When we talk about bouncing on the forum what we refer to is a physiological reaction to lower than normal BG, for a cat that has had BG in the 400 in a while, dropping to 200 fast can set off a bounce, that doesn't mean he's on too much insulin. With any luck the more time that kitty spends in lower numbers the more used to it his body gets and the bouncing can eventually stop. Some cat's bounce more than others, but either way it's part of the process, we ignore the bounces when making dosing decisions and look to see where the nadirs are, that will govern your decisions.
 
Thanks. I will go with TR for at least the next few months.

Just to clarify ... his nadir can be at any time during the cycle? For example ... if his AMPS is the lowest for that 12 hour period ... would that be his nadir?
 
Thanks.
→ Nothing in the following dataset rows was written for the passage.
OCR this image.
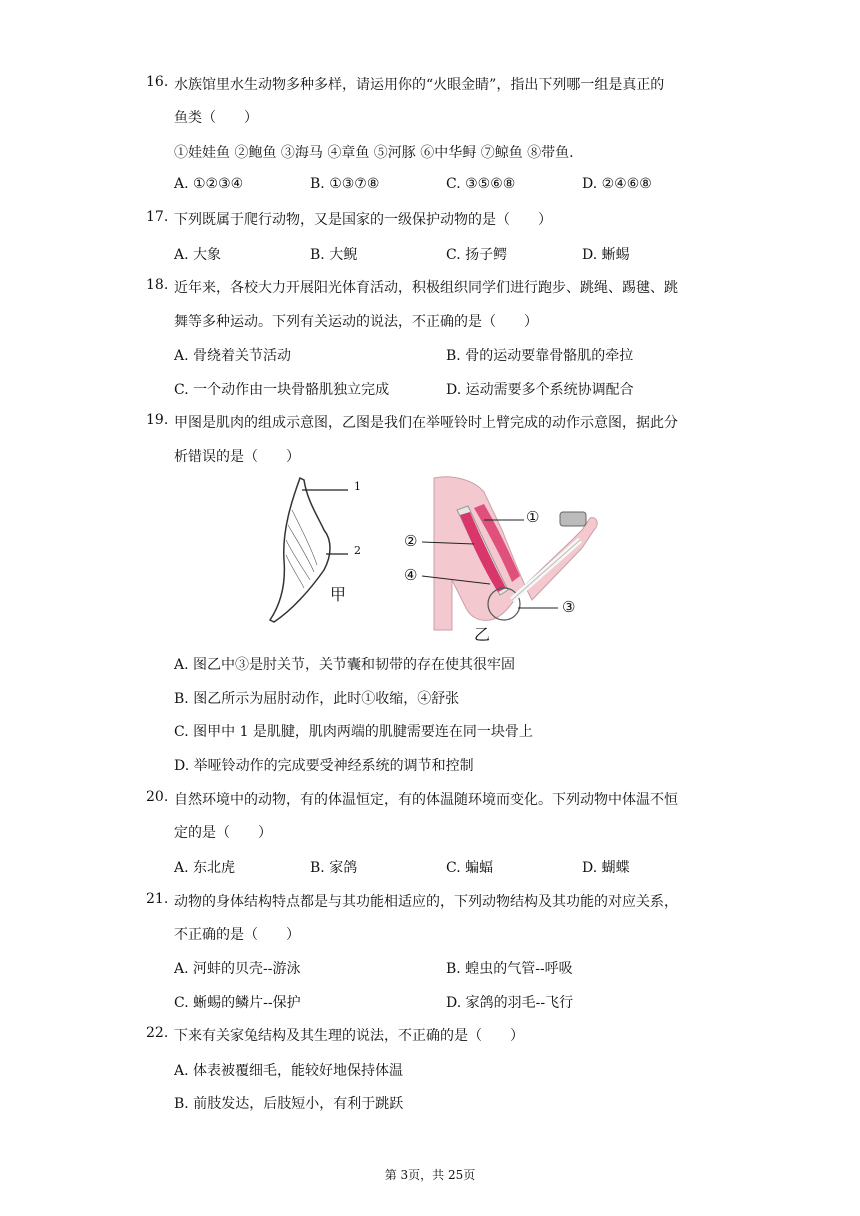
16. 水族馆里水生动物多种多样，请运用你的“火眼金睛”，指出下列哪一组是真正的
鱼类（　　）
①娃娃鱼 ②鲍鱼 ③海马 ④章鱼 ⑤河豚 ⑥中华鲟 ⑦鲸鱼 ⑧带鱼.
A. ①②③④	B. ①③⑦⑧	C. ③⑤⑥⑧	D. ②④⑥⑧
17. 下列既属于爬行动物，又是国家的一级保护动物的是（　　）
A. 大象	B. 大鲵	C. 扬子鳄	D. 蜥蜴
18. 近年来，各校大力开展阳光体育活动，积极组织同学们进行跑步、跳绳、踢毽、跳
舞等多种运动。下列有关运动的说法，不正确的是（　　）
A. 骨绕着关节活动	B. 骨的运动要靠骨骼肌的牵拉
C. 一个动作由一块骨骼肌独立完成	D. 运动需要多个系统协调配合
19. 甲图是肌肉的组成示意图，乙图是我们在举哑铃时上臂完成的动作示意图，据此分
析错误的是（　　）
1
2
甲
①
②
④
③
乙
A. 图乙中③是肘关节，关节囊和韧带的存在使其很牢固
B. 图乙所示为屈肘动作，此时①收缩，④舒张
C. 图甲中 1 是肌腱，肌肉两端的肌腱需要连在同一块骨上
D. 举哑铃动作的完成要受神经系统的调节和控制
20. 自然环境中的动物，有的体温恒定，有的体温随环境而变化。下列动物中体温不恒
定的是（　　）
A. 东北虎	B. 家鸽	C. 蝙蝠	D. 蝴蝶
21. 动物的身体结构特点都是与其功能相适应的，下列动物结构及其功能的对应关系，
不正确的是（　　）
A. 河蚌的贝壳--游泳	B. 蝗虫的气管--呼吸
C. 蜥蜴的鳞片--保护	D. 家鸽的羽毛--飞行
22. 下来有关家兔结构及其生理的说法，不正确的是（　　）
A. 体表被覆细毛，能较好地保持体温
B. 前肢发达，后肢短小，有利于跳跃
第 3页，共 25页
I will go with TR for at least the next few months.

Just to clarify ... his nadir can be at any time during the cycle? For example ... if his AMPS is the lowest for that 12 hour period ... would that be his nadir?
Yes that's right, nadir is simply the lowest number in the cycle.
 
Good job with the testing today.
If you are decided on TR, could you pop it on your sig block, for anyone trying to help, it's one of the first things we look for.

If you can grab a +1 or +2 tonight as well as a just before bed test that would be great, and if you haven't seen any blue/green, you would be ok to take him up to 3.25 tomorrow. I'm going to ask some others to stop by just in case I'm missing anything.

Heading off to bed shortly, nite nite, see you tomorrow.